Legacy Encodings & Code Pages (EBCDIC, ISO-8859, CP1252)
Legacy Encodings & Code Pages (EBCDIC, ISO-8859, CP1252)
ASCII was revolutionary but limited to English. As computing spread internationally, new encodings extended ASCII to support more characters. This page explains these historical encodings, how they evolved, and why Unicode replaced them.
The problem with ASCII
ASCII uses 7 bits per character, giving only 128 symbols. This excludes letters with accents (é, ä, ñ), non-Latin alphabets (Cyrillic, Greek, Hebrew), and scripts like Arabic or Thai.
When 8-bit bytes became standard, the extra bit was used to add 128 new symbols (128–255). Unfortunately, there was no single global standard — every region and vendor created its own **code page**.
EBCDIC
- EBCDIC (Extended Binary Coded Decimal Interchange Code)** was developed by IBM in 1963.
It was primarily used on IBM mainframes and punched cards.

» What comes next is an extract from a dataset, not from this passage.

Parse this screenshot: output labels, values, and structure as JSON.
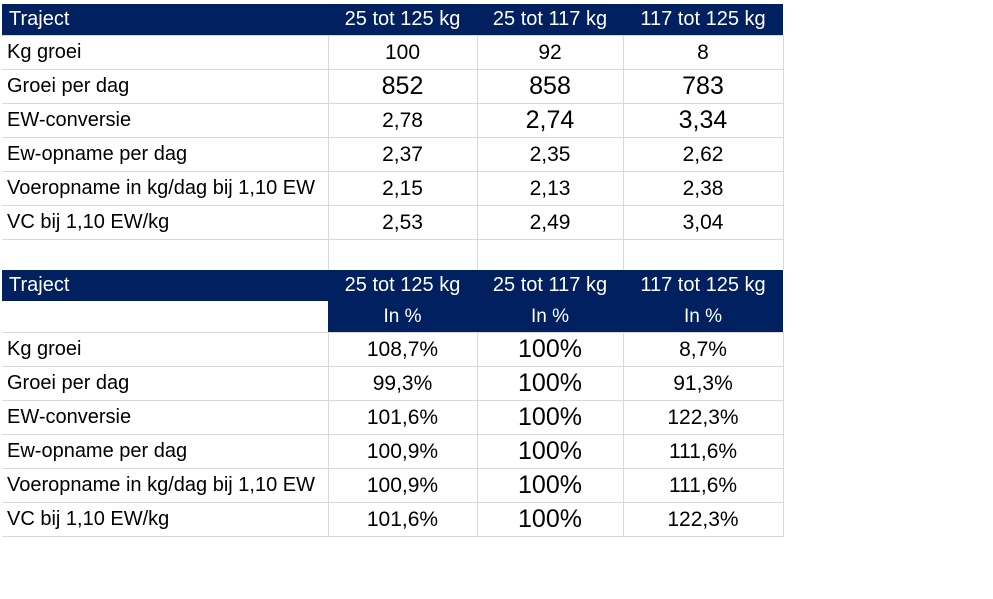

- 8-bit encoding, unrelated to ASCII
- Designed to minimize long runs of punched holes
- Not compatible with ASCII — letter codes differ completely
- Still occasionally found in legacy financial and government systems
Example (partial comparison):
| Character | ASCII (decimal) | EBCDIC (decimal) |
|---|---|---|
| A | 65 | 193 |
| B | 66 | 194 |
| a | 97 | 129 |
| 0 | 48 | 240 |
EBCDIC’s incompatibility made text exchange difficult between IBM systems and others.
ISO-8859 series (Latin-1 and friends)
To address regional diversity, ISO standardized several 8-bit extensions to ASCII. Each supported specific language groups.
- Positions 0–127 identical to ASCII
- Positions 128–255 defined for regional characters
Common variants:
Code Page | Alias | Region / Languages
| ------ | -----------------
ISO-8859-1 | Latin-1 | Western Europe (English, French, German, Spanish) ISO-8859-2 | Latin-2 | Central/Eastern Europe (Czech, Polish, Hungarian) ISO-8859-3 | Latin-3 | Southern Europe (Turkish, Maltese, Esperanto) ISO-8859-4 | Latin-4 | Northern Europe (Estonian, Latvian, Lithuanian) ISO-8859-5 | Cyrillic | Russian, Bulgarian, Serbian ISO-8859-7 | Greek | Greek alphabet ISO-8859-8 | Hebrew | Hebrew script ISO-8859-11 | Thai | Thai alphabet
Windows Code Pages (CP125x)
Microsoft extended the ISO series with its own encodings called **Windows Code Pages**. The most common was **CP1252 (Windows Latin-1)**, which added extra characters such as typographic quotes and the Euro symbol.
Differences:
- ISO-8859-1 leaves positions 128–159 unused (reserved for control codes)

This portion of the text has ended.